Black shapes are the bodies of the letters themselves, and the white shapes the spaces inside the d or the capital R. Those comparisons often are done by reversing the type to see the white spaces in black and vice versa.
Other details making optical corrections: the horizontal bar of the H is always thinner than the vertical strokes; and typography’s history in calligraphy dictates the thickness of the right slanting leg of the A be thicker than the one slanting left. Both are examples of typeface conventions that have been with us so long that being unconventional is out of the question.

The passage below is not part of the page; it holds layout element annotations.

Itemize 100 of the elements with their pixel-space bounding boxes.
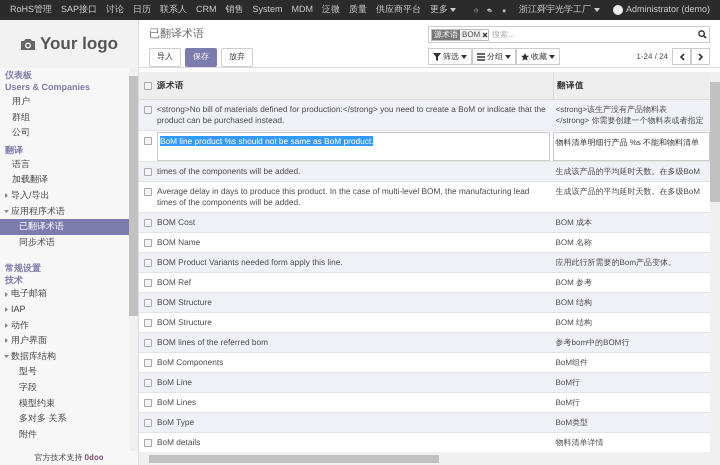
- menu-item[interactable]: 供应商平台: [376, 3, 422, 17]
- section-heading[interactable]: 仪表板: [0, 70, 129, 82]
- source-cell-text: BOM Structure: [156, 296, 213, 309]
- checkbox[interactable]: [144, 279, 152, 287]
- dropdown-button[interactable]: 收藏: [516, 48, 560, 65]
- source-cell-text: BoM details: [156, 436, 202, 449]
- checkbox[interactable]: [144, 339, 152, 347]
- menu-item[interactable]: MDM: [292, 3, 314, 17]
- menu-item[interactable]: 日历: [133, 3, 152, 17]
- next-button[interactable]: [691, 48, 710, 65]
- checkbox[interactable]: [144, 259, 152, 267]
- menu-folder[interactable]: 数据库结构: [0, 348, 129, 364]
- menu-item[interactable]: 模型约束: [0, 396, 129, 412]
- menu-folder[interactable]: 电子邮箱: [0, 286, 129, 302]
- menu-item[interactable]: RoHS管理: [10, 3, 52, 17]
- source-cell-text: BoM Type: [156, 416, 196, 429]
- caret-icon: [505, 54, 511, 58]
- caret-icon: [594, 8, 600, 12]
- menu-item[interactable]: 公司: [0, 125, 129, 141]
- scrollbar[interactable]: [129, 68, 138, 451]
- checkbox[interactable]: [144, 299, 152, 307]
- menu-item[interactable]: 讨论: [106, 3, 124, 17]
- menu-item[interactable]: 附件: [0, 426, 129, 442]
- checkbox[interactable]: [144, 239, 152, 247]
- checkbox[interactable]: [144, 219, 152, 227]
- menu-item[interactable]: 质量: [349, 3, 368, 17]
- user-menu[interactable]: Administrator (demo): [612, 3, 710, 17]
- menu-item[interactable]: 多对多 关系: [0, 411, 129, 427]
- source-cell-text: BOM Name: [156, 236, 202, 249]
- checkbox[interactable]: [144, 319, 152, 327]
- menu-item[interactable]: 同步术语: [0, 234, 129, 250]
- menu-item[interactable]: 用户: [0, 94, 129, 110]
- horizontal-scrollbar[interactable]: [139, 452, 720, 465]
- chat-icon: [487, 6, 493, 14]
- toolbar-button[interactable]: 导入: [149, 48, 181, 66]
- translation-textarea[interactable]: 物料清单明细行产品 %s 不能和物料清单: [552, 132, 710, 161]
- save-button[interactable]: 保存: [185, 48, 217, 66]
- menu-folder[interactable]: 用户界面: [0, 333, 129, 349]
- menu-item[interactable]: 泛微: [322, 3, 340, 17]
- dropdown-button[interactable]: 筛选: [428, 48, 472, 65]
- facet-category: 源术语: [432, 30, 460, 40]
- checkbox[interactable]: [144, 82, 152, 90]
- search-field[interactable]: 源术语 BOM 搜索...: [428, 26, 710, 43]
- checkbox[interactable]: [144, 137, 152, 145]
- section-heading[interactable]: 常规设置: [0, 262, 129, 274]
- menu-item[interactable]: 更多: [430, 3, 456, 17]
- source-cell-text: BOM Cost: [156, 216, 196, 229]
- menu-folder[interactable]: 导入/导出: [0, 188, 129, 204]
- caret-icon: [461, 54, 467, 58]
- menu-item[interactable]: 语言: [0, 156, 129, 172]
- menu-folder[interactable]: IAP: [0, 302, 129, 318]
- menu-folder[interactable]: 动作: [0, 318, 129, 334]
- menu-item[interactable]: 型号: [0, 364, 129, 380]
- source-cell-text: BoM Line: [156, 376, 193, 389]
- menu-item[interactable]: 已翻译术语: [0, 219, 129, 235]
- translation-cell-text: BOM 结构: [554, 317, 593, 329]
- menu-item[interactable]: System: [252, 3, 283, 17]
- translation-cell-text: 参考bom中的BOM行: [554, 337, 630, 349]
- menu-item[interactable]: 加载翻译: [0, 172, 129, 188]
- company-switcher[interactable]: 浙江舜宇光学工厂: [518, 3, 600, 17]
- checkbox[interactable]: [144, 379, 152, 387]
- checkbox[interactable]: [144, 106, 152, 114]
- previous-button[interactable]: [672, 48, 691, 65]
- checkbox[interactable]: [144, 399, 152, 407]
- menu-item[interactable]: 群组: [0, 110, 129, 126]
- column-header[interactable]: 源术语: [157, 72, 554, 99]
- checkbox[interactable]: [144, 359, 152, 367]
- checkbox[interactable]: [144, 188, 152, 196]
- translation-cell-text: BOM 名称: [554, 237, 593, 249]
- chevron-left-icon: [678, 52, 684, 60]
- section-heading[interactable]: 翻译: [0, 144, 129, 157]
- translation-cell-text: <strong>该生产没有产品物料表 </strong> 你需要创建一个物料表或者指定: [554, 104, 705, 127]
- search-facet[interactable]: 源术语 BOM: [431, 28, 490, 40]
- checkbox[interactable]: [144, 419, 152, 427]
- source-cell-text: BoM Lines: [156, 396, 198, 409]
- source-cell-text: Average delay in days to produce this product. In the case of multi-level BOM, the manufacturing lead times of the components will be added.: [156, 185, 530, 209]
- menu-item[interactable]: CRM: [196, 3, 217, 17]
- section-heading[interactable]: 技术: [0, 274, 129, 286]
- menu-item[interactable]: SAP接口: [61, 3, 98, 17]
- translation-cell-text: 应用此行所需要的Bom产品变体。: [554, 257, 677, 269]
- dropdown-button[interactable]: 分组: [472, 48, 516, 65]
- menu-item[interactable]: 销售: [226, 3, 244, 17]
- menu-item[interactable]: 联系人: [160, 3, 188, 17]
- logo-text: Your logo: [40, 33, 118, 56]
- source-cell-text: BOM lines of the referred bom: [156, 336, 270, 349]
- checkbox[interactable]: [144, 168, 152, 176]
- menu-item[interactable]: 字段: [0, 380, 129, 396]
- brand-link[interactable]: Odoo: [84, 452, 104, 464]
- source-cell-text: BOM Structure: [156, 316, 213, 329]
- toolbar-button[interactable]: 放弃: [221, 48, 253, 66]
- section-heading[interactable]: Users & Companies: [0, 82, 129, 94]
- checkbox[interactable]: [144, 439, 152, 447]
- column-header[interactable]: 翻译值: [554, 79, 710, 92]
- pager-text: 1-24 / 24: [636, 50, 668, 62]
- search-icon: [698, 30, 707, 39]
- translation-cell-text: 生成该产品的平均延时天数。在多级BoM: [554, 186, 701, 198]
- scrollbar[interactable]: [710, 72, 720, 452]
- menu-folder[interactable]: 应用程序术语: [0, 204, 129, 220]
- translation-cell-text: 生成该产品的平均延时天数。在多级BoM: [554, 166, 701, 178]
- star-icon: [521, 52, 529, 60]
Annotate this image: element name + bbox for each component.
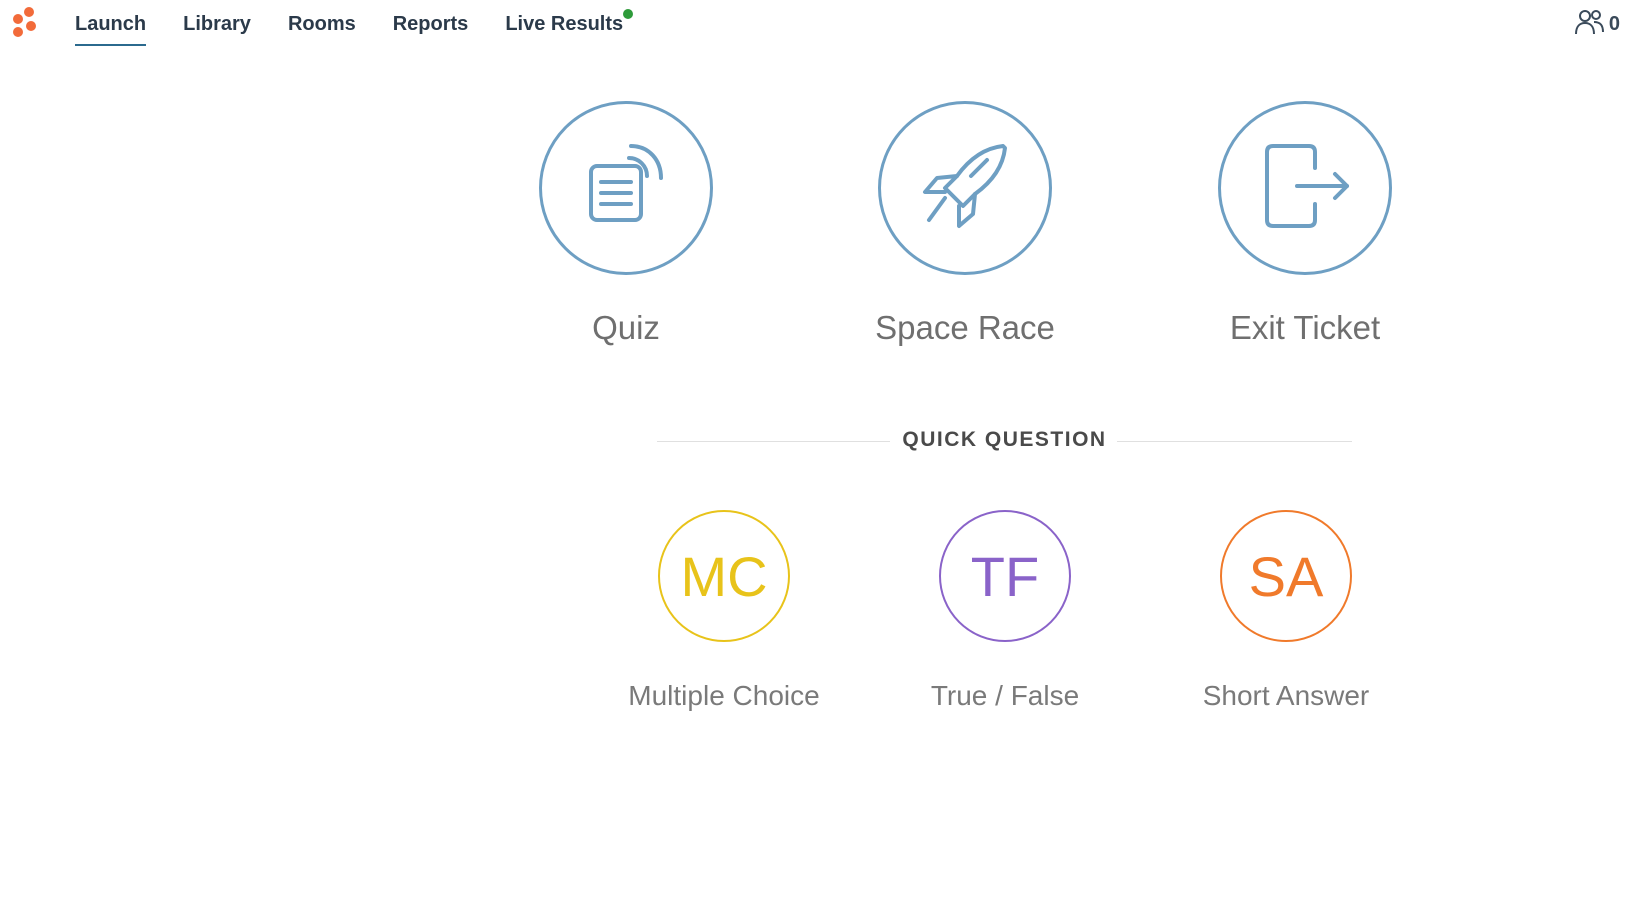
space-race-circle	[878, 101, 1052, 275]
quiz-circle	[539, 101, 713, 275]
mc-circle: MC	[658, 510, 790, 642]
nav-item-library[interactable]: Library	[183, 0, 251, 47]
nav-item-label: Library	[183, 13, 251, 35]
exit-ticket-activity-button[interactable]: Exit Ticket	[1185, 101, 1425, 347]
quick-question-header: QUICK QUESTION	[657, 425, 1352, 457]
exit-ticket-label: Exit Ticket	[1229, 309, 1381, 346]
rocket-icon	[915, 136, 1015, 241]
sa-circle: SA	[1220, 510, 1352, 642]
exit-ticket-circle	[1218, 101, 1392, 275]
multiple-choice-label: Multiple Choice	[628, 680, 820, 711]
nav-item-label: Rooms	[287, 13, 356, 35]
quick-question-title: QUICK QUESTION	[902, 428, 1107, 451]
multiple-choice-button[interactable]: MC Multiple Choice	[604, 510, 844, 712]
space-race-label: Space Race	[875, 309, 1055, 346]
space-race-activity-button[interactable]: Space Race	[845, 101, 1085, 347]
nav-item-label: Reports	[392, 13, 469, 35]
users-icon	[1574, 8, 1605, 41]
true-false-button[interactable]: TF True / False	[885, 510, 1125, 712]
tf-circle: TF	[939, 510, 1071, 642]
socrative-logo-icon[interactable]	[10, 6, 38, 38]
exit-ticket-icon	[1255, 136, 1355, 241]
short-answer-label: Short Answer	[1202, 680, 1370, 711]
nav-item-rooms[interactable]: Rooms	[288, 0, 356, 47]
nav-item-launch[interactable]: Launch	[75, 0, 147, 47]
short-answer-button[interactable]: SA Short Answer	[1166, 510, 1406, 712]
nav-item-reports[interactable]: Reports	[393, 0, 469, 47]
nav-item-label: Launch	[75, 13, 147, 35]
student-count: 0	[1608, 13, 1620, 35]
main-nav: Launch Library Rooms Reports Live Result…	[75, 0, 660, 50]
student-count-button[interactable]: 0	[1574, 8, 1620, 41]
top-navigation-bar: Launch Library Rooms Reports Live Result…	[0, 0, 1628, 50]
quiz-activity-button[interactable]: Quiz	[506, 101, 746, 347]
true-false-label: True / False	[930, 680, 1080, 711]
quiz-icon	[581, 136, 671, 241]
live-indicator-dot	[623, 9, 634, 19]
nav-item-live-results[interactable]: Live Results	[505, 0, 634, 47]
quiz-label: Quiz	[592, 309, 660, 346]
nav-item-label: Live Results	[505, 13, 624, 35]
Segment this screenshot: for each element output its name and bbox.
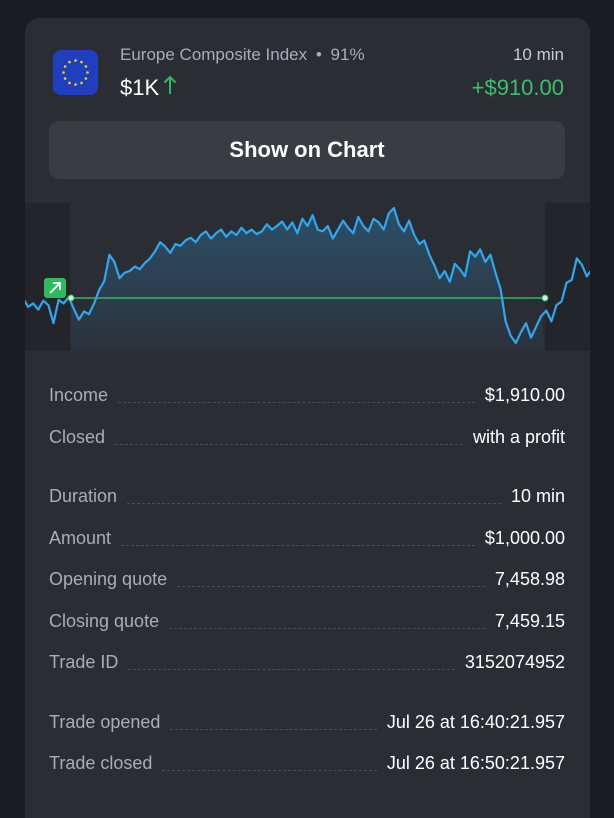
chart-post-trade-zone bbox=[545, 203, 590, 351]
separator-dot: • bbox=[315, 45, 322, 64]
trade-profit: +$910.00 bbox=[471, 75, 564, 100]
flag-star bbox=[86, 71, 89, 74]
detail-row: Trade closed Jul 26 at 16:50:21.957 bbox=[49, 748, 565, 774]
detail-value: 10 min bbox=[510, 486, 565, 506]
detail-label: Closing quote bbox=[49, 611, 160, 631]
price-chart bbox=[25, 203, 590, 351]
open-point-marker bbox=[67, 294, 75, 302]
chart-pre-trade-zone bbox=[25, 203, 70, 351]
detail-label: Duration bbox=[49, 486, 118, 506]
trade-duration: 10 min bbox=[512, 45, 564, 64]
detail-value: Jul 26 at 16:40:21.957 bbox=[386, 712, 565, 732]
asset-name: Europe Composite Index bbox=[120, 45, 308, 64]
detail-row: Income $1,910.00 bbox=[49, 380, 565, 406]
detail-row: Closed with a profit bbox=[49, 422, 565, 448]
detail-row: Duration 10 min bbox=[49, 481, 565, 507]
detail-row: Closing quote 7,459.15 bbox=[49, 606, 565, 632]
flag-star bbox=[74, 59, 77, 62]
detail-value: 7,459.15 bbox=[494, 611, 565, 631]
entry-arrow-icon bbox=[44, 278, 66, 298]
trade-amount: $1K bbox=[120, 75, 177, 101]
detail-row: Trade opened Jul 26 at 16:40:21.957 bbox=[49, 707, 565, 733]
detail-value: $1,000.00 bbox=[484, 528, 565, 548]
detail-label: Opening quote bbox=[49, 569, 168, 589]
dotted-leader bbox=[127, 503, 501, 504]
detail-row: Trade ID 3152074952 bbox=[49, 647, 565, 673]
detail-value: with a profit bbox=[472, 427, 565, 447]
dotted-leader bbox=[169, 628, 485, 629]
detail-label: Trade closed bbox=[49, 753, 153, 773]
dotted-leader bbox=[128, 669, 455, 670]
detail-label: Income bbox=[49, 385, 109, 405]
flag-star bbox=[68, 81, 71, 85]
detail-label: Closed bbox=[49, 427, 106, 447]
detail-label: Trade ID bbox=[49, 652, 119, 672]
flag-star bbox=[63, 65, 67, 68]
flag-star bbox=[74, 83, 77, 86]
trade-card: Europe Composite Index • 91% $1K 10 min … bbox=[25, 18, 590, 818]
close-point-marker bbox=[541, 294, 549, 302]
trade-header: Europe Composite Index • 91% $1K 10 min … bbox=[25, 18, 590, 118]
dotted-leader bbox=[115, 444, 463, 445]
detail-label: Trade opened bbox=[49, 712, 161, 732]
flag-star bbox=[84, 77, 88, 80]
detail-value[interactable]: 3152074952 bbox=[465, 652, 565, 673]
flag-star bbox=[62, 71, 65, 74]
flag-star bbox=[84, 65, 88, 68]
flag-star bbox=[80, 60, 83, 64]
arrow-up-icon bbox=[163, 75, 177, 101]
eu-flag-icon bbox=[53, 50, 98, 95]
detail-value: 7,458.98 bbox=[494, 569, 565, 589]
detail-value: $1,910.00 bbox=[484, 385, 565, 405]
detail-label: Amount bbox=[49, 528, 112, 548]
amount-value: $1K bbox=[120, 75, 160, 100]
flag-star bbox=[68, 60, 71, 64]
detail-row: Opening quote 7,458.98 bbox=[49, 564, 565, 590]
dotted-leader bbox=[162, 770, 377, 771]
detail-value: Jul 26 at 16:50:21.957 bbox=[386, 753, 565, 773]
asset-title: Europe Composite Index • 91% bbox=[120, 45, 365, 65]
flag-star bbox=[63, 77, 67, 80]
detail-row: Amount $1,000.00 bbox=[49, 523, 565, 549]
dotted-leader bbox=[177, 586, 485, 587]
flag-star bbox=[80, 81, 83, 85]
show-on-chart-button[interactable]: Show on Chart bbox=[49, 121, 565, 179]
dotted-leader bbox=[118, 402, 475, 403]
dotted-leader bbox=[121, 545, 475, 546]
payout-percent: 91% bbox=[330, 45, 365, 64]
dotted-leader bbox=[170, 729, 377, 730]
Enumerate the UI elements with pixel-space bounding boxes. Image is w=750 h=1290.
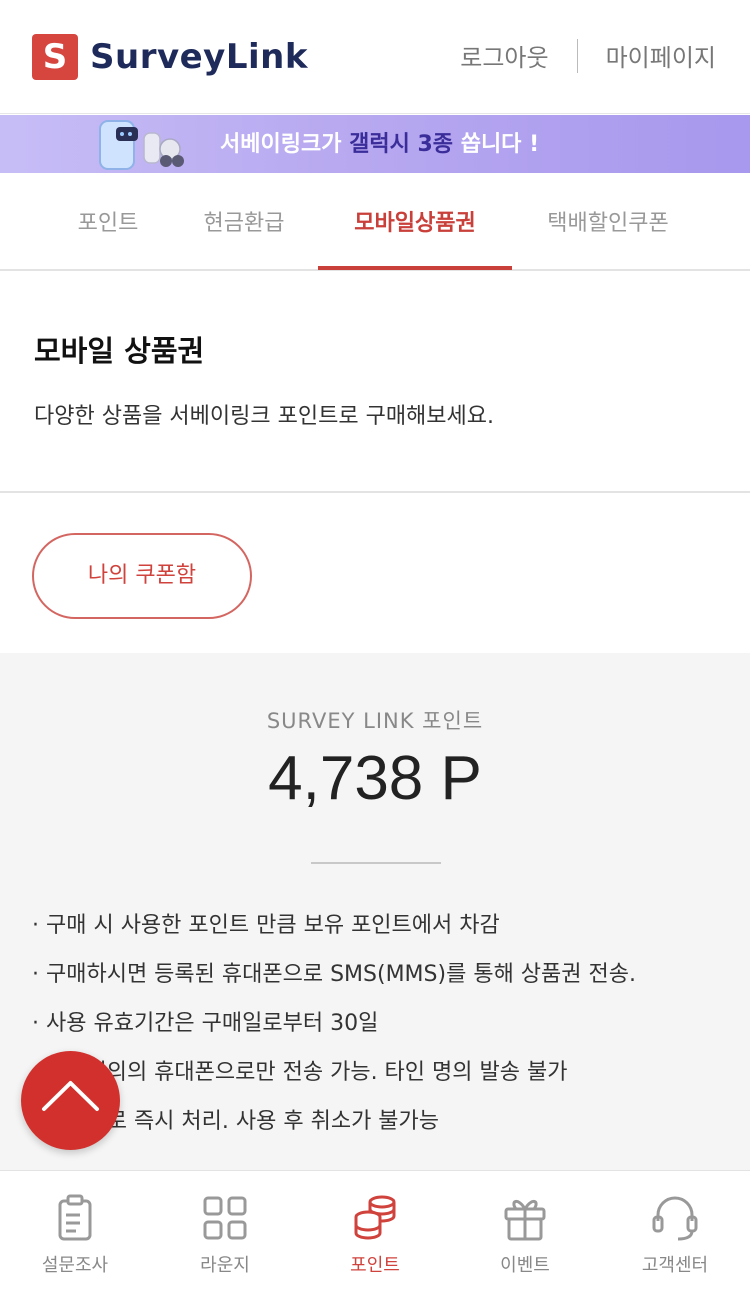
header-separator bbox=[576, 38, 578, 73]
app-header: S SurveyLink 로그아웃 마이페이지 bbox=[0, 0, 750, 114]
gift-icon bbox=[504, 1200, 546, 1241]
section-description: 다양한 상품을 서베이링크 포인트로 구매해보세요. bbox=[34, 404, 495, 429]
tab-mobile-gift-card[interactable]: 모바일상품권 bbox=[318, 173, 512, 269]
bottom-navigation: 설문조사 라운지 포인트 이벤트 고객센터 bbox=[0, 1170, 750, 1290]
scroll-top-button[interactable] bbox=[21, 1051, 120, 1150]
logo-mark-icon: S bbox=[32, 34, 78, 80]
nav-label: 포인트 bbox=[350, 1255, 400, 1276]
notice-item: · 구매하시면 등록된 휴대폰으로 SMS(MMS)를 통해 상품권 전송. bbox=[32, 962, 636, 987]
points-divider bbox=[311, 862, 441, 864]
notice-item: · 자동으로 즉시 처리. 사용 후 취소가 불가능 bbox=[32, 1109, 440, 1134]
banner-headline: 서베이링크가 갤럭시 3종 쏩니다 ! bbox=[220, 132, 540, 157]
active-tab-indicator bbox=[318, 266, 512, 270]
section-title: 모바일 상품권 bbox=[34, 334, 205, 368]
headset-icon bbox=[652, 1196, 698, 1241]
nav-points[interactable]: 포인트 bbox=[300, 1171, 450, 1290]
promo-banner[interactable]: 서베이링크가 갤럭시 3종 쏩니다 ! bbox=[0, 115, 750, 173]
notice-item: · 구매 시 사용한 포인트 만큼 보유 포인트에서 차감 bbox=[32, 913, 500, 938]
tab-cash-refund[interactable]: 현금환급 bbox=[176, 173, 312, 269]
category-tabs: 포인트 현금환급 모바일상품권 택배할인쿠폰 bbox=[0, 173, 750, 271]
coins-icon bbox=[354, 1195, 396, 1240]
nav-label: 설문조사 bbox=[41, 1255, 109, 1276]
points-label: SURVEY LINK 포인트 bbox=[266, 709, 484, 733]
nav-event[interactable]: 이벤트 bbox=[450, 1171, 600, 1290]
chevron-up-icon bbox=[42, 1081, 99, 1111]
nav-label: 이벤트 bbox=[500, 1255, 550, 1276]
mypage-link[interactable]: 마이페이지 bbox=[606, 38, 716, 73]
nav-label: 고객센터 bbox=[641, 1255, 709, 1276]
tab-delivery-coupon[interactable]: 택배할인쿠폰 bbox=[520, 173, 696, 269]
nav-lounge[interactable]: 라운지 bbox=[150, 1171, 300, 1290]
grid-icon bbox=[203, 1196, 247, 1240]
points-balance: 4,738 P bbox=[268, 744, 482, 813]
logout-link[interactable]: 로그아웃 bbox=[460, 38, 548, 73]
notice-item: · 사용 유효기간은 구매일로부터 30일 bbox=[32, 1011, 379, 1036]
section-divider bbox=[0, 491, 750, 493]
notice-item: · 본인명의의 휴대폰으로만 전송 가능. 타인 명의 발송 불가 bbox=[32, 1060, 568, 1085]
surveylink-logo[interactable]: S SurveyLink bbox=[32, 34, 308, 80]
nav-customer-center[interactable]: 고객센터 bbox=[600, 1171, 750, 1290]
tab-points[interactable]: 포인트 bbox=[40, 173, 176, 269]
header-links: 로그아웃 마이페이지 bbox=[460, 38, 716, 73]
galaxy-devices-illustration bbox=[99, 120, 184, 170]
notice-list: · 구매 시 사용한 포인트 만큼 보유 포인트에서 차감 · 구매하시면 등록… bbox=[32, 911, 636, 1156]
nav-label: 라운지 bbox=[200, 1255, 250, 1276]
nav-survey[interactable]: 설문조사 bbox=[0, 1171, 150, 1290]
logo-text: SurveyLink bbox=[90, 37, 308, 77]
clipboard-icon bbox=[58, 1194, 92, 1241]
my-coupon-box-button[interactable]: 나의 쿠폰함 bbox=[32, 533, 252, 619]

Having successfully completed the subway platform typeface he called Router, Mickel developed Shift, Fort and the soon-to-be-released Superior Title.
“It’s a very classic, proper serif typeface,” he said. “the italics are really nuanced. It took years to be able to draw.”
The time has been worth it for Mickel.
His work with type has bled over into logos, and he was hired to slightly modernize the Kraft logo.
“With Kraft, it ended up being and upper and lowercase version of their logo, which had been all caps,” he said. “It’s not far from what it was before, but it’s an improvement.”
The recent job for WeightWatchers allowed him to work with graphic designer Scher, whom he first studied in classes at UD.
“I end up being better at (at typeface design) than graphic design,” he said.
At 36, he has developed his talent by taking additional courses in calligraphy and even stone cutting, the latter of which he called “a humbling experience. It’s not easy.”
All the work has allowed him to establish his own company, MCKL, and allowed him to work with designers he has admired and companies “I could only have dreamed of working with.”
“More and more companies are seeing typography as an integral part of their branding,” he said. “So they want something that is proprietary to them that they can use (exclusively).”
And that means they need a designer.
Now living in Minneapolis, Mickel’s hopes are “to challenge myself to do better, more creative work,” and to continue to use his craft to breathe personality into the characters people use to communicate every day.